For each record from this file (which i'll call SAMPLE_FILE), i need to retrieve all records from a database (which i'll call EVENT_DATABASE ) that match key . The EVENT_DATABASE can have billions of records.
For example:
SAMPLE_FILE
1234
2345
3456
EVENT_DATABASE
2345 - content C - 1
1234 - content A - 3
1234 - content B - 5
4567 - content D - 7
1234 - content K - 7
1234 - content J - 2
So the system will iterate through each record from SAMPLE_RECORD and get all EVENTS which has the same key. For example, getting 1234 and query the EVENT_DATABASE will retrieve:
1234 - content A - 3
1234 - content B - 5
1234 - content K - 7
1234 - content J - 2
Then i will execute some calculations using the result set. For example, count, sum, mean
F1 = 4 (count)
F2 = 17 (sum(3+5+7+2))
I will approach the problem storing the EVENT_DATABASE using HBASE. Then i will run a map-reduce job, and in the map phase i will query the HBase, get he events and execute the calculations.
The process can be in batch. It is not necessary to be real time.
Does anyone suggests another architecture? Do i really need a map reduce job? Can i use another approach?

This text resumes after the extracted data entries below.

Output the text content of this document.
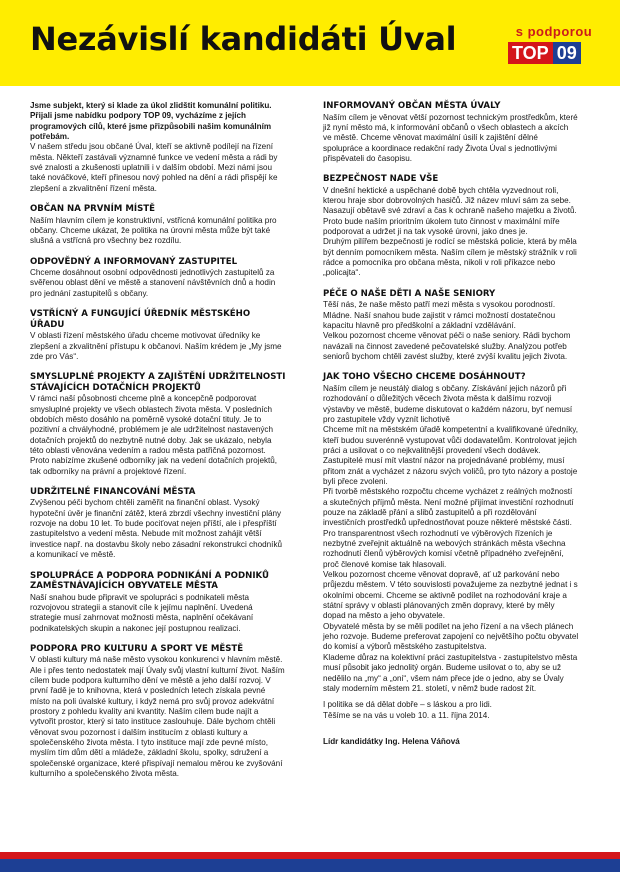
Nezávislí kandidáti Úval	s podporou
TOP 09

Jsme subjekt, který si klade za úkol zlidštit komunální politiku. Přijali jsme nabídku podpory TOP 09, vycházíme z jejích programových cílů, které jsme přizpůsobili našim komunálním potřebám.

V našem středu jsou občané Úval, kteří se aktivně podílejí na řízení města. Někteří zastávali významné funkce ve vedení města a rádi by své znalosti a zkušenosti uplatnili i v dalším období. Mezi námi jsou také nováčkové, kteří přinesou nový pohled na dění a rádi přispějí ke zlepšení a zkvalitnění řízení města.

OBČAN NA PRVNÍM MÍSTĚ

Naším hlavním cílem je konstruktivní, vstřícná komunální politika pro občany. Chceme ukázat, že politika na úrovni města může být také slušná a vstřícná pro všechny bez rozdílu.

ODPOVĚDNÝ A INFORMOVANÝ ZASTUPITEL

Chceme dosáhnout osobní odpovědnosti jednotlivých zastupitelů za svěřenou oblast dění ve městě a stanovení návštěvních dnů a hodin pro jednání zastupitelů s občany.

VSTŘÍCNÝ A FUNGUJÍCÍ ÚŘEDNÍK MĚSTSKÉHO ÚŘADU

V oblasti řízení městského úřadu chceme motivovat úředníky ke zlepšení a zkvalitnění přístupu k občanovi. Naším krédem je „My jsme zde pro Vás“.

SMYSLUPLNÉ PROJEKTY A ZAJIŠTĚNÍ UDRŽITELNOSTI STÁVAJÍCÍCH DOTAČNÍCH PROJEKTŮ

V rámci naší působnosti chceme plně a koncepčně podporovat smysluplné projekty ve všech oblastech života města. V posledních obdobích město dosáhlo na poměrně vysoké dotační tituly. Je to pozitivní a chvályhodné, problémem je ale udržitelnost nastavených dotačních projektů do nezbytně nutné doby. Jak se ukázalo, nebyla této oblasti věnována vedením a radou města patřičná pozornost. Proto nabízíme zkušené odborníky jak na vedení dotačních projektů, tak odborníky na právní a projektové řízení.

UDRŽITELNÉ FINANCOVÁNÍ MĚSTA

Zvýšenou péči bychom chtěli zaměřit na finanční oblast. Vysoký hypoteční úvěr je finanční zátěž, která zbrzdí všechny investiční plány rozvoje na dobu 10 let. To bude pociťovat nejen příští, ale i přespříští zastupitelstvo a vedení města. Nebude mít možnost zahájit větší investice např. na dostavbu školy nebo zásadní rekonstrukci chodníků a komunikací ve městě.

SPOLUPRÁCE A PODPORA PODNIKÁNÍ A PODNIKŮ ZAMĚSTNÁVAJÍCÍCH OBYVATELE MĚSTA

Naší snahou bude připravit ve spolupráci s podnikateli města rozvojovou strategii a stanovit cíle k jejímu naplnění. Uvedená strategie musí zahrnovat možnosti města, naplnění očekávaní podnikatelských skupin a nakonec její postupnou realizaci.

PODPORA PRO KULTURU A SPORT VE MĚSTĚ

V oblasti kultury má naše město vysokou konkurenci v hlavním městě. Ale i přes tento nedostatek mají Úvaly svůj vlastní kulturní život. Naším cílem bude podpora kulturního dění ve městě a jeho další rozvoj. V první řadě je to knihovna, která v posledních letech získala pevné místo na poli úvalské kultury, i když nemá pro svůj provoz adekvátní prostory z pohledu kvality ani kvantity. Naším cílem bude najít a vytvořit prostor, který si tato instituce zaslouhuje. Dále bychom chtěli věnovat svou pozornost i dalším institucím z oblasti kultury a společenského života města. I tyto instituce mají zde pevné místo, myslím tím dům dětí a mládeže, základní školu, spolky, sdružení a společenské organizace, které přispívají nemalou měrou ke zvyšování kulturního a společenského života města.

INFORMOVANÝ OBČAN MĚSTA ÚVALY

Naším cílem je věnovat větší pozornost technickým prostředkům, které již nyní město má, k informování občanů o všech oblastech a akcích ve městě. Chceme věnovat maximální úsilí k zajištění dělné spolupráce a koordinace redakční rady Života Úval s jednotlivými přispěvateli do časopisu.

BEZPEČNOST NADE VŠE

V dnešní hektické a uspěchané době bych chtěla vyzvednout roli, kterou hraje sbor dobrovolných hasičů. Již název mluví sám za sebe. Nasazují obětavě své zdraví a čas k ochraně našeho majetku a životů. Proto bude naším prioritním úkolem tuto činnost v maximální míře podporovat a udržet ji na tak vysoké úrovni, jako dnes je.

Druhým pilířem bezpečnosti je rodící se městská policie, která by měla být denním pomocníkem města. Naším cílem je městský strážník v roli rádce a pomocníka pro občana města, nikoli v roli příkazce nebo „policajta“.

PÉČE O NAŠE DĚTI A NAŠE SENIORY

Těší nás, že naše město patří mezi města s vysokou porodností. Mládne. Naší snahou bude zajistit v rámci možností dostatečnou kapacitu hlavně pro předškolní a základní vzdělávání.

Velkou pozornost chceme věnovat péči o naše seniory. Rádi bychom navázali na činnost zavedené pečovatelské služby. Analýzou potřeb seniorů bychom chtěli zavést služby, které zvýší kvalitu jejich života.

JAK TOHO VŠECHO CHCEME DOSÁHNOUT?

Naším cílem je neustálý dialog s občany. Získávání jejich názorů při rozhodování o důležitých věcech života města k dalšímu rozvoji výstavby ve městě, budeme diskutovat o každém názoru, byť nemusí pro zastupitele vždy vyznít lichotivě

Chceme mít na městském úřadě kompetentní a kvalifikované úředníky, kteří budou suverénně vystupovat vůči dodavatelům. Kontrolovat jejich práci a usilovat o co nejkvalitnější provedení všech dodávek.

Zastupitelé musí mít vlastní názor na projednávané problémy, musí přitom znát a vycházet z názoru svých voličů, pro tyto názory a postoje byli přece zvoleni.

Při tvorbě městského rozpočtu chceme vycházet z reálných možností a skutečných příjmů města. Není možné přijímat investiční rozhodnutí pouze na základě přání a slibů zastupitelů a při rozdělování investičních prostředků upřednostňovat pouze některé městské části.

Pro transparentnost všech rozhodnutí ve výběrových řízeních je nezbytné zveřejnit aktuálně na webových stránkách města všechna rozhodnutí členů výběrových komisí včetně případného zveřejnění, proč členové komise tak hlasovali.

Velkou pozornost chceme věnovat dopravě, ať už parkování nebo průjezdu městem. V této souvislosti považujeme za nezbytné jednat i s okolními obcemi. Chceme se aktivně podílet na rozhodování kraje a státní správy v oblasti plánovaných změn dopravy, které by měly dopad na město a jeho obyvatele.

Obyvatelé města by se měli podílet na jeho řízení a na všech plánech jeho rozvoje. Budeme preferovat zapojení co největšího počtu obyvatel do komisí a výborů městského zastupitelstva.

Klademe důraz na kolektivní práci zastupitelstva - zastupitelstvo města musí působit jako jednolitý orgán. Budeme usilovat o to, aby se už nedělilo na „my“ a „oni“, všem nám přece jde o jedno, aby se Úvaly staly moderním městem 21. století, v němž bude radost žít.

I politika se dá dělat dobře – s láskou a pro lidi.

Těšíme se na vás u voleb 10. a 11. října 2014.

Lídr kandidátky Ing. Helena Váňová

I personally solved this kind of problem using MapReduce, HDFS & HBase for batch analysis. Your approach seems to be good for implementing your use-case I am guessing you are going to store the calculations back into HBase.
Storm could also be used to implement the same usecase, but Storm really shines with streaming data & near real time processing rather than data at rest.
You don't really need to query Hbase for every single event. According to me this would be a better approach.
Create an external table in hive using your input file.
Create an external table in hive for your hbase table using Hive Hbase Integration (https://cwiki.apache.org/confluence/display/Hive/HBaseIntegration)
Do a join on both the tables and get the retrieve the results.
Your approach would have been good if you were only querying for a subset of your input file but since you are querying hbase for all recrods (20M), using a join would be more efficient.